Campus News
December 23rd, 2024
GC revises mission, vision, values statements
Statement revisions occurred on front end of strategic plan process
Garrett College's Board of Trustees recently capped a year-long review process by approving revised mission, vision, and values statements for the College.
"The College is in the process of developing its next strategic plan," explained Board of Trustees Chair Jason Rush, who represents the Trustees on the Strategic Plan Steering Committee that is guiding development of the FY26-30 plan. "The front end of that process was a comprehensive review of the College's three important operating statements: mission, vision, and values."
Rush said the College administration involved all of its governance groups – Faculty Senate, Staff Senate, and College Council – in a revision of those statements. Each statement underwent revisions that clarified, rather than changed, the College's mission and how it accomplishes that mission.
The new mission statement is: Garrett College empowers our students, regardless of circumstances, to achieve their goals through accessible, high-quality education and support. We are dedicated to developing innovative and sustainable programs that adapt to a changing world, while respecting and supporting aspirations that benefit our community and students.

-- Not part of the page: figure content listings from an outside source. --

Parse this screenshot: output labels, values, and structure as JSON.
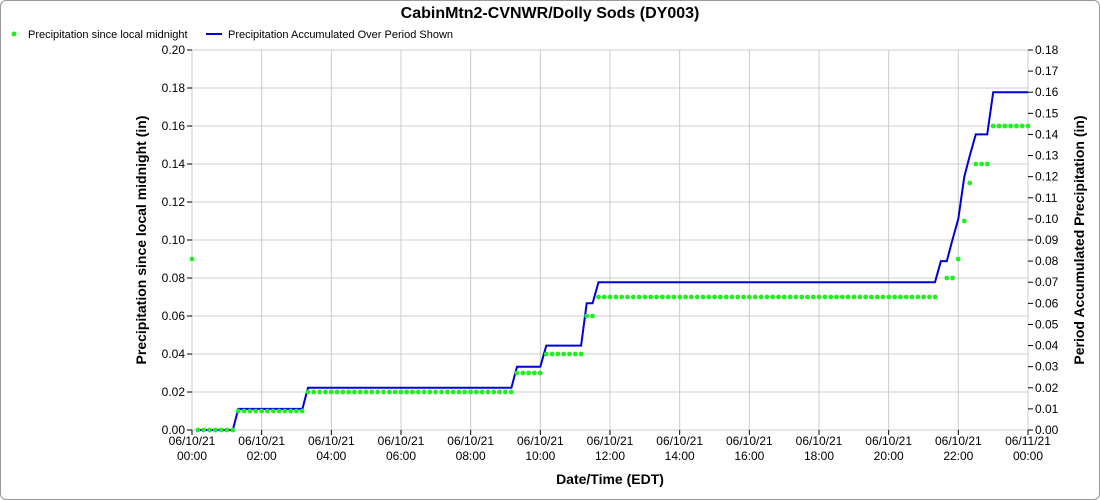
{
  "chart_data": {
    "type": "line",
    "title": "CabinMtn2-CVNWR/Dolly Sods (DY003)",
    "xlabel": "Date/Time (EDT)",
    "ylabel_left": "Precipitation since local midnight (in)",
    "ylabel_right": "Period Accumulated Precipitation (in)",
    "xlim": [
      "06/10/21 00:00",
      "06/11/21 00:00"
    ],
    "ylim_left": [
      0,
      0.2
    ],
    "ylim_right": [
      0,
      0.18
    ],
    "grid": true,
    "legend_position": "top-left",
    "x_ticks": [
      {
        "date": "06/10/21",
        "time": "00:00",
        "hour": 0
      },
      {
        "date": "06/10/21",
        "time": "02:00",
        "hour": 2
      },
      {
        "date": "06/10/21",
        "time": "04:00",
        "hour": 4
      },
      {
        "date": "06/10/21",
        "time": "06:00",
        "hour": 6
      },
      {
        "date": "06/10/21",
        "time": "08:00",
        "hour": 8
      },
      {
        "date": "06/10/21",
        "time": "10:00",
        "hour": 10
      },
      {
        "date": "06/10/21",
        "time": "12:00",
        "hour": 12
      },
      {
        "date": "06/10/21",
        "time": "14:00",
        "hour": 14
      },
      {
        "date": "06/10/21",
        "time": "16:00",
        "hour": 16
      },
      {
        "date": "06/10/21",
        "time": "18:00",
        "hour": 18
      },
      {
        "date": "06/10/21",
        "time": "20:00",
        "hour": 20
      },
      {
        "date": "06/10/21",
        "time": "22:00",
        "hour": 22
      },
      {
        "date": "06/11/21",
        "time": "00:00",
        "hour": 24
      }
    ],
    "y_left_ticks": [
      "0.00",
      "0.02",
      "0.04",
      "0.06",
      "0.08",
      "0.10",
      "0.12",
      "0.14",
      "0.16",
      "0.18",
      "0.20"
    ],
    "y_right_ticks": [
      "0.00",
      "0.01",
      "0.02",
      "0.03",
      "0.04",
      "0.05",
      "0.06",
      "0.07",
      "0.08",
      "0.09",
      "0.10",
      "0.11",
      "0.12",
      "0.13",
      "0.14",
      "0.15",
      "0.16",
      "0.17",
      "0.18"
    ],
    "series": [
      {
        "name": "Precipitation since local midnight",
        "style": "dots",
        "color": "#22ee22",
        "axis": "left",
        "segments": [
          {
            "from_hour": 0,
            "to_hour": 0,
            "value": 0.09
          },
          {
            "from_hour": 0.17,
            "to_hour": 1.17,
            "value": 0.0
          },
          {
            "from_hour": 1.33,
            "to_hour": 3.17,
            "value": 0.01
          },
          {
            "from_hour": 3.33,
            "to_hour": 9.17,
            "value": 0.02
          },
          {
            "from_hour": 9.33,
            "to_hour": 10.0,
            "value": 0.03
          },
          {
            "from_hour": 10.17,
            "to_hour": 11.17,
            "value": 0.04
          },
          {
            "from_hour": 11.33,
            "to_hour": 11.5,
            "value": 0.06
          },
          {
            "from_hour": 11.67,
            "to_hour": 21.33,
            "value": 0.07
          },
          {
            "from_hour": 21.67,
            "to_hour": 21.83,
            "value": 0.08
          },
          {
            "from_hour": 22.0,
            "to_hour": 22.0,
            "value": 0.09
          },
          {
            "from_hour": 22.17,
            "to_hour": 22.17,
            "value": 0.11
          },
          {
            "from_hour": 22.33,
            "to_hour": 22.33,
            "value": 0.13
          },
          {
            "from_hour": 22.5,
            "to_hour": 22.83,
            "value": 0.14
          },
          {
            "from_hour": 23.0,
            "to_hour": 24.0,
            "value": 0.16
          }
        ]
      },
      {
        "name": "Precipitation Accumulated Over Period Shown",
        "style": "line",
        "color": "#0000dd",
        "axis": "right",
        "x_hours": [
          0.17,
          1.17,
          1.33,
          3.17,
          3.33,
          9.17,
          9.33,
          10.0,
          10.17,
          11.17,
          11.33,
          11.5,
          11.67,
          21.33,
          21.5,
          21.67,
          21.83,
          22.0,
          22.17,
          22.33,
          22.5,
          22.83,
          23.0,
          24.0
        ],
        "y": [
          0.0,
          0.0,
          0.01,
          0.01,
          0.02,
          0.02,
          0.03,
          0.03,
          0.04,
          0.04,
          0.06,
          0.06,
          0.07,
          0.07,
          0.08,
          0.08,
          0.09,
          0.1,
          0.12,
          0.13,
          0.14,
          0.14,
          0.16,
          0.16
        ]
      }
    ]
  }
}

Dr. Richard Midcap, Garrett College's president, said revisions to the mission statement – which was significantly shortened – were meant to "more clearly focus our attention on the core mission we try to carry out on a daily basis."

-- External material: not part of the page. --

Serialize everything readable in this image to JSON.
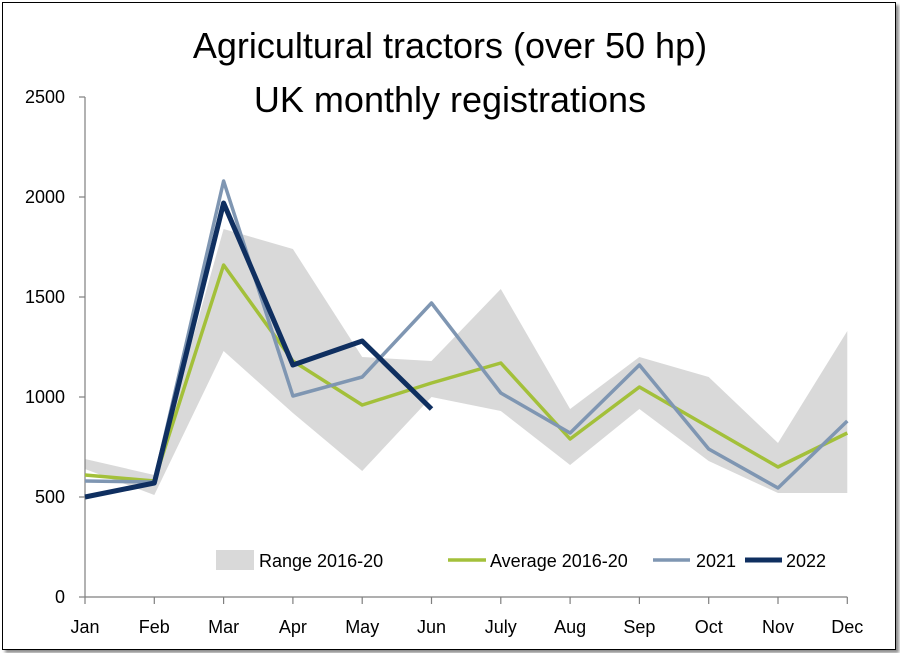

"Those of us in higher education can often be guilty of complicating our message," acknowledged Midcap. "We wanted to be very clear and intentional in noting our mission is focused on our students and our community."
Rush said the same philosophy drove revisions to the College vision statement, which now reads Garrett College is an institution committed to student success, real-world preparedness, and community enrichment.
The new values statement – Garrett College believes that every human being is entitled to dignity, worth, respect, and the opportunity to learn in a safe environment – was amplified by five areas of emphasis, including accessibility, excellence, innovation, integrity, and sustainability.
Midcap noted that the mission, vision, and values statements were also reviewed by the Strategic Plan Steering Committee. That group is comprised of Rush, the College's four deans, five community leaders, and Dr. Kelli Sisler, the College's director of institutional effectiveness.
The community members include Garrett County Commissioners Chair Paul Edwards, Garrett County Public Schools Superintendent Dr. Brenda McCartney and GCPS Chief Academic Officer Dr. Nicole Miller, Garrett County Chamber of Commerce President Andrew Fike, Garrett County Community Action Executive Director Chris Mullett, and Garrett County Director of Planning and Community Development Steve Kelley.
"We intentionally built a steering committee that included key community voices because we wanted the community to have a strong voice in development of our next strategic plan," said Dr. Sisler.
The steering committee also developed three broad, overarching goals for the five-year plan:
- Enhance connections with the community.
- Offer innovative, sustainable programs that adapt to changing student and community needs to enable student success.
- Maximize human, technical, physical, and fiscal resources to support the College's strategic objectives.
"We felt it was important for the steering committee to really home in on a small number of goals that the College could focus its resources on achieving," said Dr. Sisler. "Our internal work groups will develop objectives to achieve the goals, and identify the outcomes we're seeking and the assessment measures we will use to evaluate our success in achieving the goals."
Dr. Sisler noted that the College received an impressive amount of community input via an online survey. That input was used in developing the draft goals, and will inform the working groups' discussions and development of objectives.
Edwards said the College has gone about its strategic plan development in a thoughtful manner.
"I appreciate the opportunity to be on the Steering Committee," said Edwards. "The group took the task seriously and everyone provided meaningful input.
"We spent a lot of time discussing exactly what we were trying to convey in an easily understandable way," Edwards continued. "Kelli did a great job leading the group, and I think it gives the faculty and staff some solid discussion points moving forward."
The new strategic plan is set to launch on July 1, 2025.